Sostenuta dal mio gruppo di supervisione, dedico del tempo a lasciare che il mio dolore trovi un posto e questa possibilità mi rimette nella posizione di poter “interrogare” Francesca rispetto a quello che accade nella stanza di terapia.
Quando la rivedo e al ripresentarsi della dinamica tra di noi, avendo chiaro che non è la stessa fatica rispetto a quella che faccio con mio figlio, posso indagare e il “senso” arriva dopo pochi minuti di silenzio. La mia paziente dice che sì è vero, mi ha sempre tenuto a distanza. Dice che spesso per lei la terapia è stata un sudario perché l’emozione trattenuta le ha richiesto uno sforzo indicibile. Interrogo questa fatica, la sua. Francesca si vergogna di piangere, si vergogna del dolore, si giudica, ma soprattutto ha paura, nonostante sappia che non è possibile che io la possa guardare come se fosse malata, ma non di dolore, di follia come sua madre l’ha sempre guardata: la sofferente che è troppo sofferente, che non è risolta ancora, ora che è adulta. Vittima della sua sofferenza. Una follia da nascondere, da negare, persino alla sua terapeuta che in quell’operazione di transfert diventa la madre a cui dimostrare che ora è grande, adulta e soprattutto è guarita da non si sa quale malattia.
Mentre ascolto Francesca sento che qualcosa vibra dentro di me, che riconosco il linguaggio. Sento in quale trappola sono caduta. Una trappola che nessuno ha sistemato per farmi cadere ma che è lì da sempre. Metto in sospeso e continuo ad occuparmi di Francesca e sto con lei.

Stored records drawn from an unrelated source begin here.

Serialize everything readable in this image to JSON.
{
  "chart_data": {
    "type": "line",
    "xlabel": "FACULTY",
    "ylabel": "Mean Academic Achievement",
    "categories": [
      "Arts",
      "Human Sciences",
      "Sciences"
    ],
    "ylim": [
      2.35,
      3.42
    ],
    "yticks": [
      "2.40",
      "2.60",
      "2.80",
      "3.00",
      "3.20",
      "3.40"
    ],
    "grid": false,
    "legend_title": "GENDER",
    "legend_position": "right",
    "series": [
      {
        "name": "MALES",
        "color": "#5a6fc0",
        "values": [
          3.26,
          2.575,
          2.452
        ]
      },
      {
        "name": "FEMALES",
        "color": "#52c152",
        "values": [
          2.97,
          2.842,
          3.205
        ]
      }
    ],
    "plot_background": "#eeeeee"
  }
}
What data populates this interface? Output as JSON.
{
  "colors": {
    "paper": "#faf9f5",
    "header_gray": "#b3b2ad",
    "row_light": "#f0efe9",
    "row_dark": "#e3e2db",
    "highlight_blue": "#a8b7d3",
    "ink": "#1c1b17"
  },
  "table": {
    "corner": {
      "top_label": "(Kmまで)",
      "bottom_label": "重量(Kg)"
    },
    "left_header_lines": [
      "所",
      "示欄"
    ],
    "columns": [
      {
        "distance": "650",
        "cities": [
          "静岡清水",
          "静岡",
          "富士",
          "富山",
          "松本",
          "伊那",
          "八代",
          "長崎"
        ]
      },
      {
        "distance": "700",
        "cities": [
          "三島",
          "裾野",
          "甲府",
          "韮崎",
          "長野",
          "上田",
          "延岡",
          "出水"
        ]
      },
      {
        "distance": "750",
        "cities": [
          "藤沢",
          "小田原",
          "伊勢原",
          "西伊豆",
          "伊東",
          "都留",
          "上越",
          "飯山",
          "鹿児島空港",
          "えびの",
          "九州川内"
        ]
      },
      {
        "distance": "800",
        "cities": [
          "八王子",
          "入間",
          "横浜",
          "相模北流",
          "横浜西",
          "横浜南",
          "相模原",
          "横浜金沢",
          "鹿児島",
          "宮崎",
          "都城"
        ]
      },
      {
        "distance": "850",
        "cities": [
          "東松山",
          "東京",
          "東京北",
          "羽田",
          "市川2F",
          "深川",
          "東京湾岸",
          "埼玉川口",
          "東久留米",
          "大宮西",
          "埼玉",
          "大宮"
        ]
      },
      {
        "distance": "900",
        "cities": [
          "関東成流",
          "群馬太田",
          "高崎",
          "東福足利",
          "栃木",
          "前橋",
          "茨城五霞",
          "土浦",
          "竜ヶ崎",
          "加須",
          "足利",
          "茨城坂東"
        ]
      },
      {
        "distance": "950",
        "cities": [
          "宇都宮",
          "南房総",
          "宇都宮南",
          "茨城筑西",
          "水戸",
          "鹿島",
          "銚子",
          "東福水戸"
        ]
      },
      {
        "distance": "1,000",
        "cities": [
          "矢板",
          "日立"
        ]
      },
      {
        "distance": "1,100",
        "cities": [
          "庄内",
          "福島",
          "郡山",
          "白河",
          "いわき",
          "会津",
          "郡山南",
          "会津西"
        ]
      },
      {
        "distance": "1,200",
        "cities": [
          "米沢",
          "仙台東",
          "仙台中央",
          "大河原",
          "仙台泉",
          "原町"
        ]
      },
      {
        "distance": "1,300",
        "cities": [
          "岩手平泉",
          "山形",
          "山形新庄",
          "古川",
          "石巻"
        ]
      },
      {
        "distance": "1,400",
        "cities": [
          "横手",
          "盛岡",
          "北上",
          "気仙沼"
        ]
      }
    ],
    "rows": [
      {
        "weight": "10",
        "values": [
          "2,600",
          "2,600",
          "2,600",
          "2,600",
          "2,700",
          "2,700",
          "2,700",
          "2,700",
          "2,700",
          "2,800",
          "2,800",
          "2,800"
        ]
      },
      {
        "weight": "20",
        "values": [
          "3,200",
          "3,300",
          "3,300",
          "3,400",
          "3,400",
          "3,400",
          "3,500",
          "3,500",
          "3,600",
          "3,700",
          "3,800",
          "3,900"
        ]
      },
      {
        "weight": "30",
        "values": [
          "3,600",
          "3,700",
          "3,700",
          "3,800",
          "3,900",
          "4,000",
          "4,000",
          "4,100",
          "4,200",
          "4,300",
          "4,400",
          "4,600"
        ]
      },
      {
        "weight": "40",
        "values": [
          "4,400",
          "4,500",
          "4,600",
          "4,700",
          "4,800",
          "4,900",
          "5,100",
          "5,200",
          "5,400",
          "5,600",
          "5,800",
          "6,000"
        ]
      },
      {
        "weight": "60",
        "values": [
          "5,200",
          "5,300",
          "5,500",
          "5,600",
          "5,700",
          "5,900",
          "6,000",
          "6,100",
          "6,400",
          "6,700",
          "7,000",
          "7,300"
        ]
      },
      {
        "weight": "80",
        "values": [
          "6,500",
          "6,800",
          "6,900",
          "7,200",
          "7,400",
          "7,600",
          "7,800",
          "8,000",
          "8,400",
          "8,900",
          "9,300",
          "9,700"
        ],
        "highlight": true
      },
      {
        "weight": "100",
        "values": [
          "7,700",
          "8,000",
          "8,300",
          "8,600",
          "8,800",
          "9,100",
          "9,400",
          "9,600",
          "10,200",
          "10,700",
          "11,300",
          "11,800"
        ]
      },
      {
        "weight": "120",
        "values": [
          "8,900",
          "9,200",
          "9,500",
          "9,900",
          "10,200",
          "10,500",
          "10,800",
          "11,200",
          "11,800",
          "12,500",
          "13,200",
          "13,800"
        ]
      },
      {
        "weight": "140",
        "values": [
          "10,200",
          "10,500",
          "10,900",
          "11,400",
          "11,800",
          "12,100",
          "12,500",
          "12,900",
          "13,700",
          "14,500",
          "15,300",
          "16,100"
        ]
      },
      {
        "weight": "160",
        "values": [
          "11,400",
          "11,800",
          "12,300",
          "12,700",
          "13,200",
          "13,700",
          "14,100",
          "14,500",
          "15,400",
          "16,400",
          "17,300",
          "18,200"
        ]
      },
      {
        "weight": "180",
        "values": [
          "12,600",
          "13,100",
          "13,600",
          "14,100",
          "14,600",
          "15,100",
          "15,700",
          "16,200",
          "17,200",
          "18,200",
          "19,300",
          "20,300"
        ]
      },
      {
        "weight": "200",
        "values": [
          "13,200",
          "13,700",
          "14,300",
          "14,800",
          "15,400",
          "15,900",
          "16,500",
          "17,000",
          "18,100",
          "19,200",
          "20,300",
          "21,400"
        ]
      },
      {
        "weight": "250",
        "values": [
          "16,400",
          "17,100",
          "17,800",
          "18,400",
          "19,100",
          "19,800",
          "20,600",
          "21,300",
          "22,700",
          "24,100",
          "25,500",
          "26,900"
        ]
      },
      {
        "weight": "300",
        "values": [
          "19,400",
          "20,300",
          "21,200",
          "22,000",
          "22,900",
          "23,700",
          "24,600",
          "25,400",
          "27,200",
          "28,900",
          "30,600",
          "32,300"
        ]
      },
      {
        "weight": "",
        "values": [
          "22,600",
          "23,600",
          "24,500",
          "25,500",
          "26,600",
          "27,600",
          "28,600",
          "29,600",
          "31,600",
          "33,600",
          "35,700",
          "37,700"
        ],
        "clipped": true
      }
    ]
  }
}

Appena se ne va sto con me e con quel vibrare di prima. Improvvisamente è chiaro in cosa sono stata complice, tanto complice. Ricordo come mi sono sentita davanti al mio terapeuta quando le mie ondate di dolore arrivavano insieme ad un pianto infinito che mi scuoteva e spossava. Ricordo che spesso, dopo essermi concessa questo pianto, mi vergognavo. Tanto. Pensavo a cosa poteva di me pensare il mio dottore. Una folle che ancora sta così male. Mi aspettavo che mi dicesse, che mi suggerisse, di fare un altro mestiere. Credo, e solo ora lo vedo, che probabilmente in quei momenti il mio terapeuta che portava anche il nome di mio padre diventasse dentro di me proprio lui. Mio padre mi diceva che non ero intelligente, che ero matta e che il mio pianto ne era la dimostrazione. Il mio pianto era odioso per lui e insostenibile e non mi rivolgeva la parola quando piangevo. Io ero la figlia debole e stupida mentre lui era il forte anche se dipendeva da sostanze per stare in piedi e tollerare la sua angoscia che io non conoscevo né allora sospettavo.
Ho fatto questo pezzo di lavoro da sola, dopo che Francesca se ne è andata. In realtà l’ho fatto con il mio terapeuta dentro di me. Mi spiace non poterglielo raccontare. Se ne è andato, ma una verità tutta mia dice che i padri, quelli buoni, restano dentro ai figli e continuano a dialogare con loro per sempre. Io non ho un padre così dentro ma ho un terapeuta con cui ancora dialogo e forse lo farò sempre.